Noticing the name had been changed to DeliSnowdon, I asked the owner why and he said that the language police had been by and told him that he had to change the sign. The establishment had been started in 1946 by Joe Marantz. I asked why not Joe's Deli. "No apostrophe en Français" they said. "DeliSnowdon un mot."

At that moment, a customer in the next booth said, "It's just like the Nazis are coming back."

That brief exchange sparked the idea for my next play. So I went to the Cummings Senior Centre in Montreal and spoke with Holocaust survivors, many of whom echoed the fears of that customer in the deli, and spent days researching at the Montreal Holocaust Memorial Centre Library.

I set the play in Delimax, on the night of a huge winter storm during which the owner's waitresses boyfriend, a vehement separatist and Holocaust denier, confronts the deli owner and former Auschwitz survivor. When the boyfriend says "you Jews know nothing about oppression," Max, with the aid of a fellow survivor, decides to teach the young firebrand a lesson.

Although most of my career had been spent running high school theatre programs, I was invited in 1984 to teach a playwriting course and earn a masters degree in theatre at Western Washington University in the U.S. My mentor and thesis advisor Dennis Catrell loved Delimax, staging the play and entering it in the American College Theatre festival where it was a regional finalist and won a prize for original scripts.

I also submitted the script to many theatres in my own country but it was deemed too controversial for a Canadian venue.

I went back to teaching and writing and through the years had a number of other plays produced, but Delimax remained in my bottom drawer.

A few years ago I found myself at a conference for Jewish Theatre artists and producers in New York, where my writing caught the attention of Ari Weisberg, artistic director of Teatron Jewish Theatre in Toronto who asked me to submit some of my work. I dusted off Delimax, which had once again become timely.

History has a way of repeating itself. When Pauline Marois bought out the Charter of Values as a part of her election platform last year, friends who had stayed the course in their beloved Montreal began to fear for their place in the province. Though I'd left Montreal in 1970, before the "October Revolution," to teach theatre in B.C., 'La Belle Province' has always been and remains my home.

However, my generation of Jews -- I was born in 1944 -- was raised on the horrors of the Holocaust. There wasn't a Jewish family in Montreal who hadn't suffered a loss.

The wounds of that era were still raw, even 40 years after the horrific events.

I knew many children of survivors whose parents never lived a normal life. I even interviewed some of those victims.

Both my wife and I are bilingual and strong believers that it is the duality of Canada that makes it such a wonderful place to live. Both of my children were educated in French immersion schools and are bilingual as well. My son-in-law is a French Canadian from Shawinigan and both his children are enrolled in Francophone schools.

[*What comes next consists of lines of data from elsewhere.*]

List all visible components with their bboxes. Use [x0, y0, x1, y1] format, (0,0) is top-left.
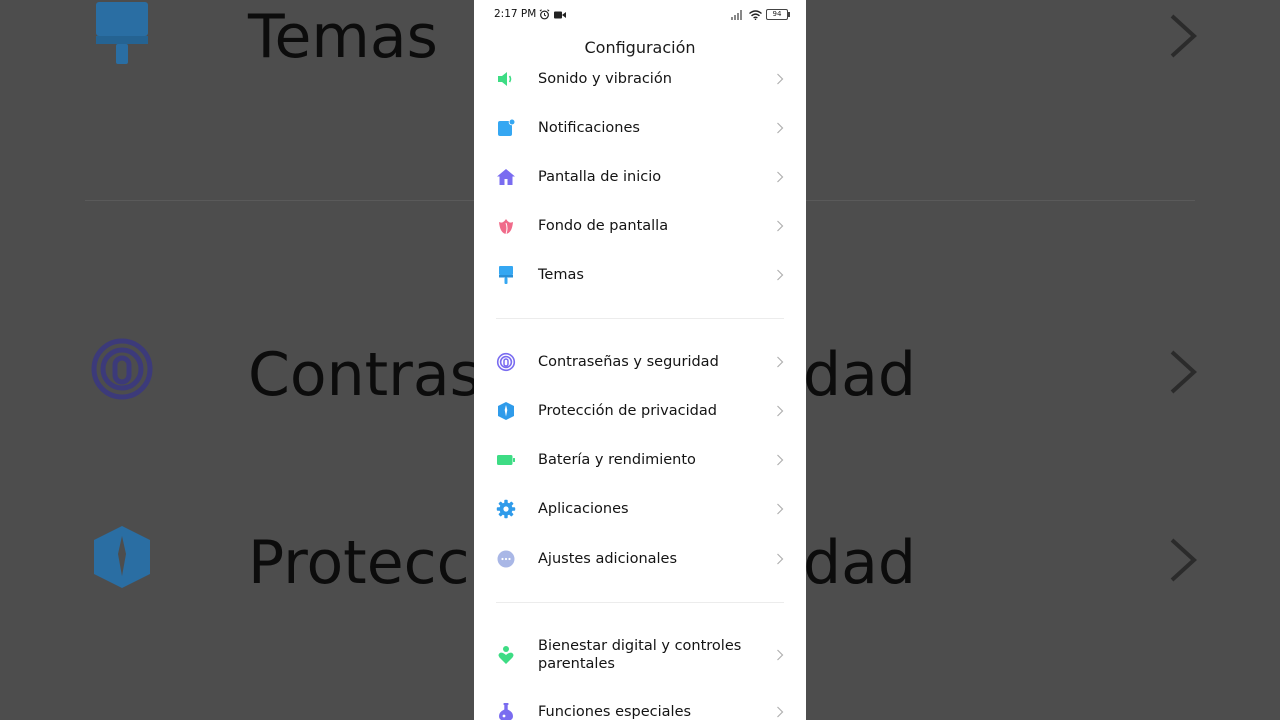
signal-icon [731, 10, 742, 20]
shield-icon [94, 526, 150, 588]
chevron-right-icon [777, 269, 784, 281]
fingerprint-icon [91, 338, 153, 400]
chevron-right-icon [777, 122, 784, 134]
bg-text-clip: Contraseñas y seguridad [248, 340, 480, 420]
chevron-right-icon [777, 171, 784, 183]
chevron-right-icon [777, 405, 784, 417]
settings-item-pantalla-inicio[interactable]: Pantalla de inicio [474, 155, 806, 199]
settings-item-ajustes-adicionales[interactable]: Ajustes adicionales [474, 537, 806, 581]
chevron-right-icon [777, 553, 784, 565]
wifi-icon [749, 10, 762, 20]
bg-text-clip-right: dad [806, 340, 916, 420]
settings-item-label: Temas [538, 267, 584, 283]
settings-item-aplicaciones[interactable]: Aplicaciones [474, 487, 806, 531]
settings-item-bateria[interactable]: Batería y rendimiento [474, 438, 806, 482]
bg-text: Protección de privacidad [248, 528, 480, 598]
settings-item-label: Ajustes adicionales [538, 551, 678, 567]
more-icon [497, 550, 515, 568]
fingerprint-icon [496, 352, 516, 372]
chevron-right-icon [777, 356, 784, 368]
settings-item-label: Sonido y vibración [538, 71, 672, 87]
flask-icon [499, 703, 513, 720]
settings-item-label: Aplicaciones [538, 501, 629, 517]
chevron-right-icon [777, 454, 784, 466]
gear-icon [496, 499, 516, 519]
settings-item-label: Bienestar digital y controles parentales [538, 638, 742, 672]
page-title: Configuración [584, 38, 696, 57]
settings-item-label: Pantalla de inicio [538, 169, 662, 185]
settings-item-label: Notificaciones [538, 120, 640, 136]
settings-item-label: Batería y rendimiento [538, 452, 696, 468]
settings-item-funciones-especiales[interactable]: Funciones especiales [474, 690, 806, 720]
settings-item-label: Funciones especiales [538, 704, 692, 720]
settings-item-sonido[interactable]: Sonido y vibración [474, 57, 806, 101]
wellbeing-icon [498, 646, 514, 664]
status-bar: 2:17 PM 94 [474, 6, 806, 24]
alarm-icon [539, 9, 550, 20]
bg-text-clip-right: dad [806, 528, 916, 608]
tulip-icon [499, 219, 513, 235]
shield-icon [498, 402, 514, 420]
group-divider [496, 602, 784, 603]
chevron-right-icon [1170, 538, 1197, 582]
chevron-right-icon [777, 706, 784, 718]
settings-item-label: Protección de privacidad [538, 403, 717, 419]
chevron-right-icon [777, 220, 784, 232]
settings-item-fondo[interactable]: Fondo de pantalla [474, 204, 806, 248]
battery-indicator: 94 [766, 9, 788, 20]
bg-text: dad [806, 340, 916, 410]
chevron-right-icon [777, 649, 784, 661]
bg-text-clip: Protección de privacidad [248, 528, 480, 608]
status-time: 2:17 PM [494, 8, 537, 20]
battery-icon [497, 455, 515, 465]
bg-text: Temas [248, 2, 438, 72]
paintbrush-icon [499, 266, 513, 284]
chevron-right-icon [777, 503, 784, 515]
settings-item-label: Fondo de pantalla [538, 218, 669, 234]
chevron-right-icon [1170, 350, 1197, 394]
settings-item-label: Contraseñas y seguridad [538, 354, 719, 370]
chevron-right-icon [1170, 14, 1197, 58]
chevron-right-icon [777, 73, 784, 85]
bg-text: dad [806, 528, 916, 598]
settings-item-contrasenas[interactable]: Contraseñas y seguridad [474, 340, 806, 384]
settings-item-privacidad[interactable]: Protección de privacidad [474, 389, 806, 433]
settings-item-temas[interactable]: Temas [474, 253, 806, 297]
phone-screen: 2:17 PM 94 Configuración Sonido y vibrac… [474, 0, 806, 720]
settings-item-bienestar[interactable]: Bienestar digital y controles parentales [474, 632, 806, 678]
home-icon [497, 169, 515, 185]
video-camera-icon [554, 11, 566, 19]
paintbrush-icon [96, 2, 148, 64]
speaker-icon [498, 72, 512, 86]
bg-text: Contraseñas y seguridad [248, 340, 480, 410]
battery-tip [788, 12, 790, 17]
group-divider [496, 318, 784, 319]
notification-icon [498, 118, 516, 136]
settings-item-notificaciones[interactable]: Notificaciones [474, 106, 806, 150]
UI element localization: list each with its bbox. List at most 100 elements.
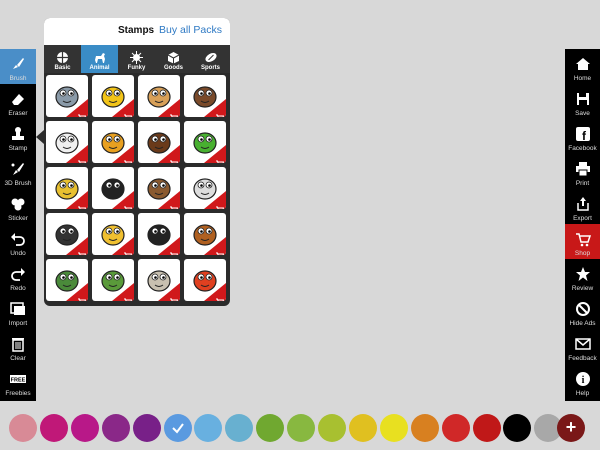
stamp-giraffe[interactable]	[92, 213, 134, 255]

The protagonist and antagonist in my play are individuals. The issues brought out by the play may be universal but the characters have been formed by their difficult past and therefore their reactions to the situation in which they find themselves on the night of that terrible storm are, to them, reasonable and just.

There was justification in the 70s for the feelings of the French population of Quebec that they had not been "maîtres chez eux" (masters in their own house) but that is no longer the case. The French language is entrenched in Quebec society and hopefully will continue to grow throughout our nation.

I believe that today, most Quebecers feel they're a part of a nation, not apart from a nation. Certainly, the results of the 2014 election reflect that. This play mirrors a part of our shared history and I'm proud to finally see it in Canada.

Delimax is on at the Studio at the Centre for the Arts in Toronto from January 7 - 18.